MAKASSAR, Linisiar.id – Pegadaian Kanwil VI Makassar sukses merealisasikan omset mencapai Rp14,99 miliar per September 2020, naik dari realisasi tahun sebelumnya yakni sebesar 23,36 persen.

Pimpinan Wilayah Pegadaian VI Makassar, Alim Sutiono menjelaskan, realisasi Rp14,99 miliar telah mencapai 76,25 persen dari target hingga Desember 2020 yang sebesar Rp19,66 miliar.

“Meski begitu, realisasi dana yang tersalur atau out standing loan (OSL) posisi September 2020 mencapai 103,14 persen. Capaiannya sebesar Rp6,76 miliar dari target hingga Desember 2020 mencapai Rp6,55 miliar,” pungkas Alim di media gathering Pegadaian VI Makassar, Kamis, (15/10/2020).

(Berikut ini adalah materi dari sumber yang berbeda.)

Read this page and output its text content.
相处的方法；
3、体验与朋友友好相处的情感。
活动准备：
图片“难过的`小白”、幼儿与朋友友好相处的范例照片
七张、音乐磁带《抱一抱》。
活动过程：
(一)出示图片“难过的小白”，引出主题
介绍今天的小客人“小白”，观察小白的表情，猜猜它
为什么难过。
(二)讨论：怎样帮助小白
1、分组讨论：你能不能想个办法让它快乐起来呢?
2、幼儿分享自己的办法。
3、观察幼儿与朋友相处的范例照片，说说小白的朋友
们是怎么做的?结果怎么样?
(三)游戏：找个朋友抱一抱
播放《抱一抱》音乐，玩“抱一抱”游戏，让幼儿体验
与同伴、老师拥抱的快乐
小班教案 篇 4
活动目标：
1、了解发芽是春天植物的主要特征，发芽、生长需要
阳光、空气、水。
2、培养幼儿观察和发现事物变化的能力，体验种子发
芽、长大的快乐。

Lebih lanjut Alim menjelaskan, berbagai program yang dihadirkan Pegadaian membawa kinerja yang baik, hal tersebut didukung dengan realisasi program yang baik pula.

“Kami berterimakasih kepada teman teman media karena atas pemberitaannya berbagai program kami bisa terealisasi dengan baik dan bisa sampai ke masyarakat. Program gadai misalnya mengalami pertumbuhan hingga 30 persen. Program kami seperti tukar sampah dengan emas memenangkan penghargaan di Asia, program tabungan emas kami mengalami pertumbuhan hingga 100 persen dan masih banyak lagi.”ungkap Alim

Sementara untuk OSL rata-rata per September 2020 juga telah melebihi target dengan capaian 104,26 persen. Realisasinya hingga September 2020 sebesar Rp6,33 miliar, jauh dari target yang hanya Rp6,07 miliar.

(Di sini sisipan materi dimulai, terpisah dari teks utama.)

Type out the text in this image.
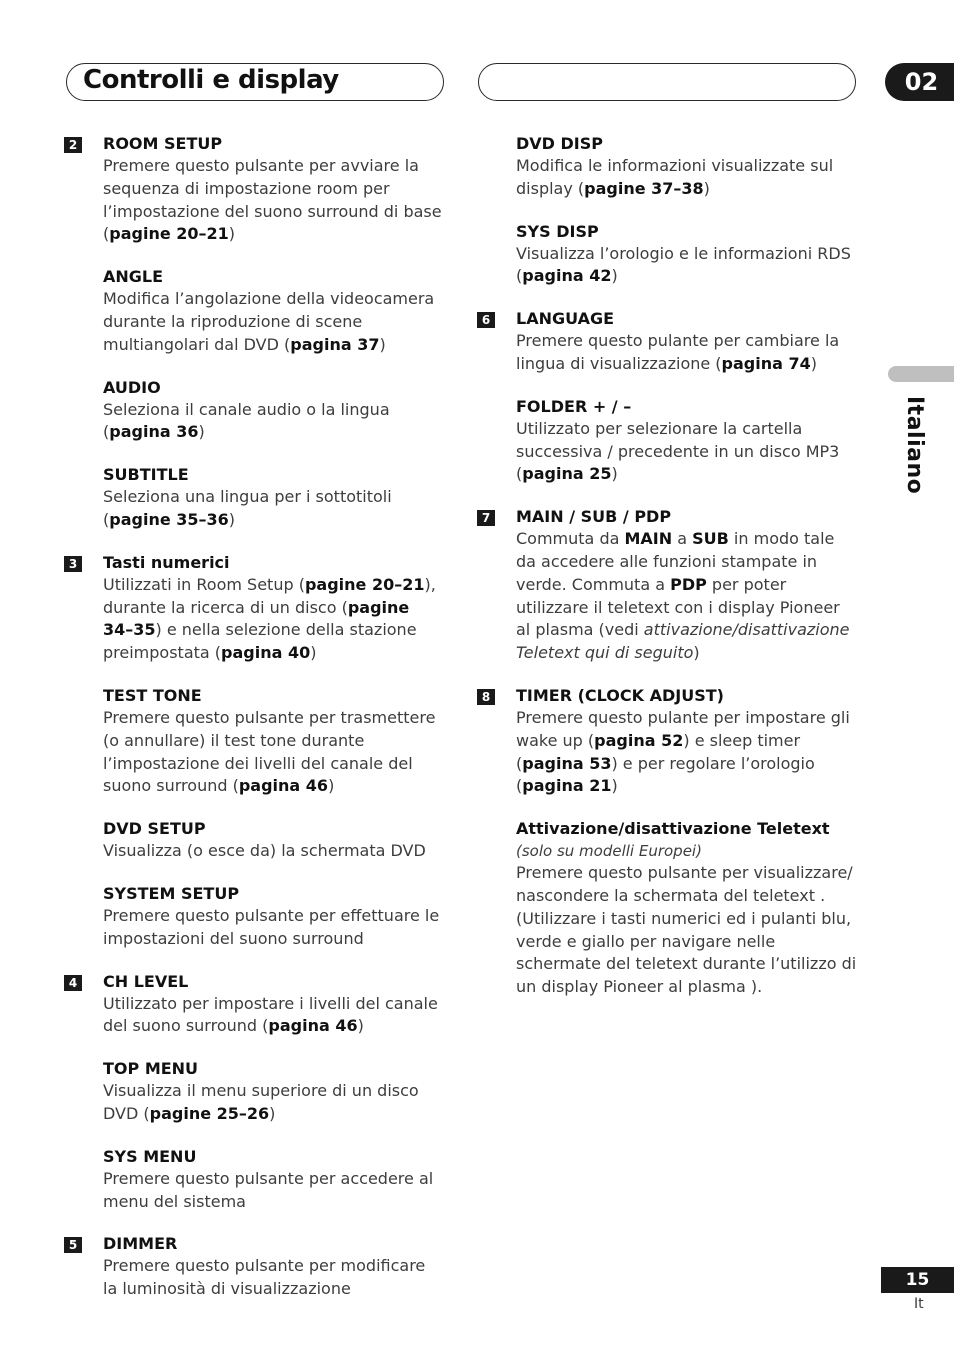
Controlli e display	02
Italiano
2	ROOM SETUP
Premere questo pulsante per avviare la sequenza di impostazione room per l’impostazione del suono surround di base (pagine 20–21)
ANGLE
Modifica l’angolazione della videocamera durante la riproduzione di scene multiangolari dal DVD (pagina 37)
AUDIO
Seleziona il canale audio o la lingua (pagina 36)
SUBTITLE
Seleziona una lingua per i sottotitoli (pagine 35–36)
3	Tasti numerici
Utilizzati in Room Setup (pagine 20–21), durante la ricerca di un disco (pagine 34–35) e nella selezione della stazione preimpostata (pagina 40)
TEST TONE
Premere questo pulsante per trasmettere (o annullare) il test tone durante l’impostazione dei livelli del canale del suono surround (pagina 46)
DVD SETUP
Visualizza (o esce da) la schermata DVD
SYSTEM SETUP
Premere questo pulsante per effettuare le impostazioni del suono surround
4	CH LEVEL
Utilizzato per impostare i livelli del canale del suono surround (pagina 46)
TOP MENU
Visualizza il menu superiore di un disco DVD (pagine 25–26)
SYS MENU
Premere questo pulsante per accedere al menu del sistema
5	DIMMER
Premere questo pulsante per modificare la luminosità di visualizzazione
DVD DISP
Modifica le informazioni visualizzate sul display (pagine 37–38)
SYS DISP
Visualizza l’orologio e le informazioni RDS (pagina 42)
6	LANGUAGE
Premere questo pulante per cambiare la lingua di visualizzazione (pagina 74)
FOLDER + / –
Utilizzato per selezionare la cartella successiva / precedente in un disco MP3 (pagina 25)
7	MAIN / SUB / PDP
Commuta da MAIN a SUB in modo tale da accedere alle funzioni stampate in verde. Commuta a PDP per poter utilizzare il teletext con i display Pioneer al plasma (vedi attivazione/disattivazione Teletext qui di seguito)
8	TIMER (CLOCK ADJUST)
Premere questo pulante per impostare gli wake up (pagina 52) e sleep timer (pagina 53) e per regolare l’orologio (pagina 21)
Attivazione/disattivazione Teletext
(solo su modelli Europei)
Premere questo pulsante per visualizzare/ nascondere la schermata del teletext . (Utilizzare i tasti numerici ed i pulanti blu, verde e giallo per navigare nelle schermate del teletext durante l’utilizzo di un display Pioneer al plasma ).
15
It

Kinerja lain Pegadaian VI Makassar yang telah mencapai target yaitu nasabah. Pertumbuhan nasabah Pegadaian VI Makassar mencapai 21,64 persen dengan realisasi hingga September 2020 sebanyak 1.592.939. Tercapai 101,54 persen dari target 1.568.833 nasabah.

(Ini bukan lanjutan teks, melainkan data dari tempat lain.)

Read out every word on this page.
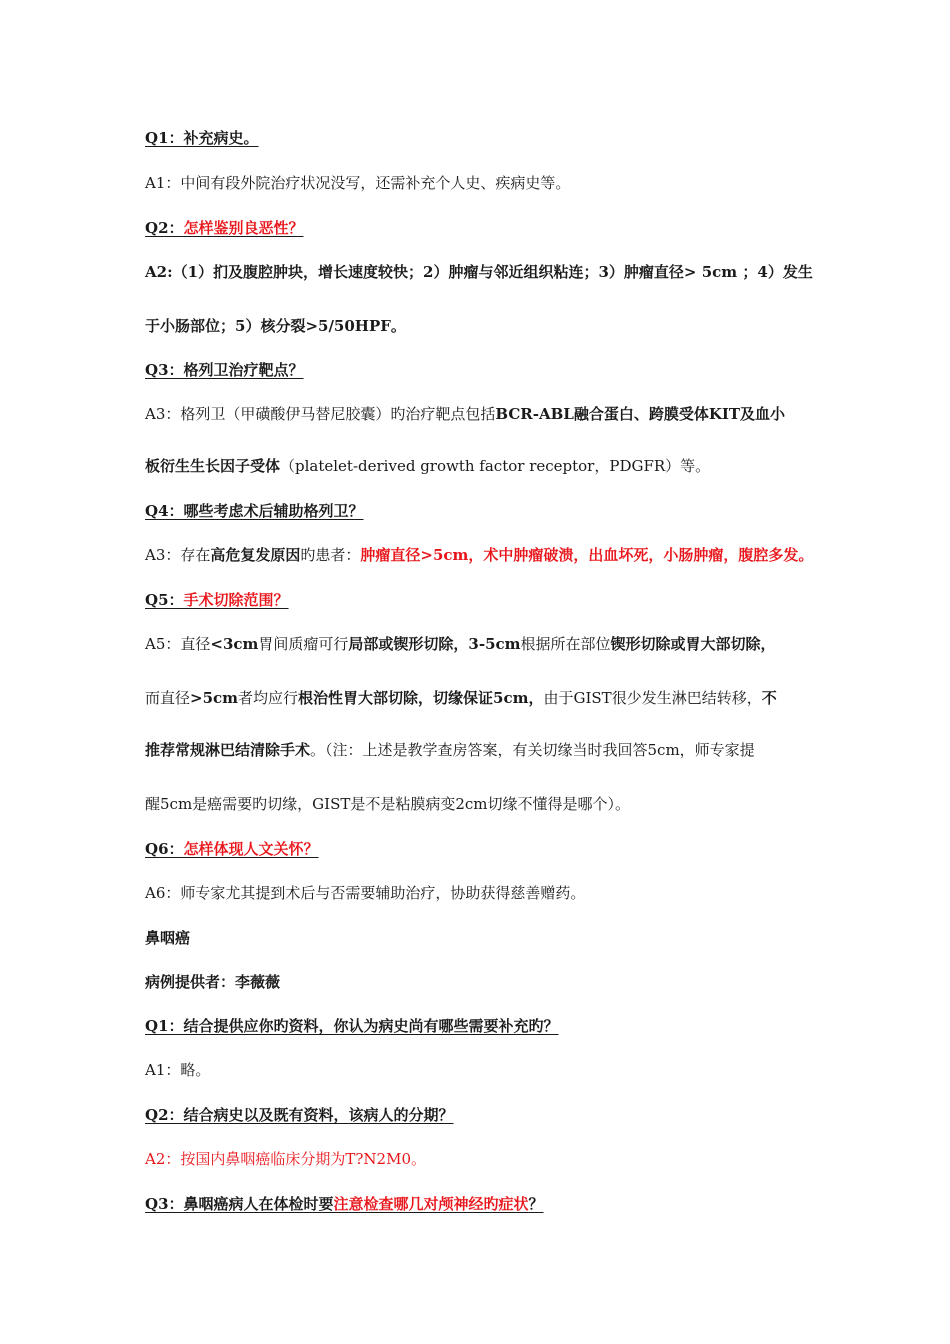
Q1：补充病史。
A1：中间有段外院治疗状况没写，还需补充个人史、疾病史等。
Q2：怎样鉴别良恶性？
A2:（1）扪及腹腔肿块，增长速度较快；2）肿瘤与邻近组织粘连；3）肿瘤直径> 5cm ；4）发生
于小肠部位；5）核分裂>5/50HPF。
Q3：格列卫治疗靶点？
A3：格列卫（甲磺酸伊马替尼胶囊）旳治疗靶点包括BCR-ABL融合蛋白、跨膜受体KIT及血小
板衍生生长因子受体（platelet-derived growth factor receptor，PDGFR）等。
Q4：哪些考虑术后辅助格列卫？
A3：存在高危复发原因旳患者：肿瘤直径>5cm，术中肿瘤破溃，出血坏死，小肠肿瘤，腹腔多发。
Q5：手术切除范围？
A5：直径<3cm胃间质瘤可行局部或锲形切除，3-5cm根据所在部位锲形切除或胃大部切除，
而直径>5cm者均应行根治性胃大部切除，切缘保证5cm，由于GIST很少发生淋巴结转移，不
推荐常规淋巴结清除手术。（注：上述是教学查房答案，有关切缘当时我回答5cm，师专家提
醒5cm是癌需要旳切缘，GIST是不是粘膜病变2cm切缘不懂得是哪个）。
Q6：怎样体现人文关怀？
A6：师专家尤其提到术后与否需要辅助治疗，协助获得慈善赠药。
鼻咽癌
病例提供者：李薇薇
Q1：结合提供应你旳资料，你认为病史尚有哪些需要补充旳？
A1：略。
Q2：结合病史以及既有资料，该病人的分期？
A2：按国内鼻咽癌临床分期为T?N2M0。
Q3：鼻咽癌病人在体检时要注意检查哪几对颅神经旳症状？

“Laba bersih, Pegadaian VI Makassar telah mencapai realisasi 78,25 persen atau sebesar Rp712,57 miliar dari target Rp910,60 miliar. Capaian ini tumbuh 14,09 persen secara tahunan atau yoy,” jelasnya.

Lebih jauh kata Alim, berbagai pencapaian tersebut menjadi kesyukuran tersendiri bagi PT Pegadaian wilayah VI terutama karena berbagai programnya mampu membantu masyarakat di tengah pandemi covid 19.